Sake Experiment - Aging "Hiyaoroshi" Sakes
Two months ago I had to move my "vintage" "aging" sake collection from one small fridge to my shiny new refer that is the bomb! (Did I say that? Really? How old am I?) Well, in the process of moving three coolers full of funky, freaky, superb aging sakes I re-discovered my collection of aged Hiyaoroshi sakes. (Please see the section above for a definition about Fall Draft Sakes) Yes, I age everything from nama sakes to honjozo sakes, from taru sakes to hiyaoroshi sakes. I age everything to see what happens to brews that are purposefully aged past recommendation. I like testing the durability and balance of sakes that should have been consumed long ago. Sometimes the sakes improve in a wonderful way and sometimes they are meh! It's the ol' Forrest Gump box of chocolates scenario - you never know what you're going to get!
I found a lot of Hiyaoroshis. Some brews are no longer exported to the US. I also found several years in a row of many of the same sakes. Ah Ha! I decided to pick three sakes to compare against this year's version to see how well single pasteurized sakes do over a not-recommended length of time. I found two brews from the 2009 class and one from last year and figured it would be a good idea to at least have one sake that wasn't 3 years old.
One of my favorite Hiyaoroshi sakes has always been from Urakasumi brewery, and a close second has been from Wakatake brewery in Shizuoka. So I took a bottle of each of these guys released in 2009 to compare to this season's release. Also I took last year's Kikusui Hiyaoroshi to compare to this year's release.
Let the experiment begin: Comparison sakes were served in the same glasses and tasted at the same temperature, which was roughly 20 mins out of the fridge. My reviews for this season's Hiyaoroshi can be find in the New Store Arrivals section, so I will focus on the aged brews.

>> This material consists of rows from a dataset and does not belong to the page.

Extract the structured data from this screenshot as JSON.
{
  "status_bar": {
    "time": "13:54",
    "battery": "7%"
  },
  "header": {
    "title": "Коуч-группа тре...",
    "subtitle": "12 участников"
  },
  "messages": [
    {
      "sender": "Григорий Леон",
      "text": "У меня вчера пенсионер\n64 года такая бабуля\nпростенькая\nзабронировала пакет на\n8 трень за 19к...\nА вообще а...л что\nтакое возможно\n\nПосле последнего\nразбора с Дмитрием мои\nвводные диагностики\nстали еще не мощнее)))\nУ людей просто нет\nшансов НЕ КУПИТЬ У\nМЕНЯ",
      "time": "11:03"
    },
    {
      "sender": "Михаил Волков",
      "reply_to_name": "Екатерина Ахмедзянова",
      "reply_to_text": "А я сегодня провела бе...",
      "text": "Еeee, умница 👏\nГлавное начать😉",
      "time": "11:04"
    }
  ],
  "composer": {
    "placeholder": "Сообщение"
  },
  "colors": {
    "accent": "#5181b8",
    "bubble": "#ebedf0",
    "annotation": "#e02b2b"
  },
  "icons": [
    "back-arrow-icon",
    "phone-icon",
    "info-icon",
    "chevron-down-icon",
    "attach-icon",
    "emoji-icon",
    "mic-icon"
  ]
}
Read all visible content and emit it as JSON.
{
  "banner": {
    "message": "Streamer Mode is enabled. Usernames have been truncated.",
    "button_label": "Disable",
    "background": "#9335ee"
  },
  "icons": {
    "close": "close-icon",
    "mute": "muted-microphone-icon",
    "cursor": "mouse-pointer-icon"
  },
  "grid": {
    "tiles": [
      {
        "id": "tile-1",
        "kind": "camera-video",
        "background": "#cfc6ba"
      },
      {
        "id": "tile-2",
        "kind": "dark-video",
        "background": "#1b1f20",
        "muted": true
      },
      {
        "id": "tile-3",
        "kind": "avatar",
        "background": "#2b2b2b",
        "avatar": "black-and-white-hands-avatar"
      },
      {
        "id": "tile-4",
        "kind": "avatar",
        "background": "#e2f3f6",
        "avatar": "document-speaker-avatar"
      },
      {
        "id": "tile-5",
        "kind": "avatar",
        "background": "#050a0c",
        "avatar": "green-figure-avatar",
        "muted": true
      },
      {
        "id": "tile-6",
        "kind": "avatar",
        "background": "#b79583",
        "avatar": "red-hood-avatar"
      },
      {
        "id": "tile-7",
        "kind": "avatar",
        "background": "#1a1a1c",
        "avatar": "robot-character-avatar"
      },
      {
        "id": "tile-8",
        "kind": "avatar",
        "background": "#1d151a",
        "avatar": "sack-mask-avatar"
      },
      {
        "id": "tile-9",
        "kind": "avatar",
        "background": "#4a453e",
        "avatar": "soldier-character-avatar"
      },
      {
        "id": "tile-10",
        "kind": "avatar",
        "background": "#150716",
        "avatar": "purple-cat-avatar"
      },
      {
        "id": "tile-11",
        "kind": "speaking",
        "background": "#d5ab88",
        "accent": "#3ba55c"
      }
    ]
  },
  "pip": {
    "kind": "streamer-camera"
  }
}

- The brew drank its usual rich self but there was a heat or acidity or tingly feeling to it. It was smooth with a little edge, which was sort of zesty. And the tail was far longer than the new release. The tingle added a brightness to the sake, but it was an un-balanced brightness.
- RESULT - Aging the Urakasumi three years took the softness out of the sake. The richness stayed, but the sake drank more jagged. I did not like the aged version better.
- The nose on the aged Wakatake was not that different than the fresh release. It drank smooth and even, almost to the point of very soft. It was not watery per se but the sake definitely had lost the edges in terms of feeling. The taste was pretty neutral. There was no crazy acidity just slightly more watery.
- RESULT - Aging the Wakatake Hiyaoroshi three years made the sake far softer. Almost to the point of watery in feeling. It thinned the flavor as well as the feeling. It was drinkable but did not improve the sake, which was actually by a different toji then the current brewer. I did not prefer the aged version better.
- Oddly the 2011 released Kikusui had a more musky nose than either of the 2009 brews. That was a head scratcher. The one-year-aged Kikusui drank far softer and had a more sensitive tail. By weight standards the sake drank lighter and smoother. It had a richness that is lacking this year, but the softness mellowed the sake.
- RESULT - Aging the sake for one year made the Kikusui Hiyaoroshi drink far smoother and richer than the crisp current release. It opened up the sake and took the chippiness away. I far preferred the aged version as it drank smoother and more soft and flavorful.
Should you age Hiyaoroshi sake for more than three years? Probably not. But in this very limited sample size I found that the tight and crisp Kikusui actually did far better with an extra year to relax in the bottle. The Urakasumi and the Wakatake that were aged three years drank okay. They were drinkable. They were not grotty! But they did not improve in time. Basically the feeling of the sakes changed more than the flavors. In one case the sake drank "hotter" than before and the other drank more watery. Is this a scientific experiment? Nope! But I have aged enough sakes to tell when something becomes special and when something does not! Those two sakes aged for three years did not become something special, but the sake aged for one year did! You do the math! I must now re-evaluate my aged Hiyaoroshi collection, which also includes a 2008 version of both the Urakasumi and the Wakatake.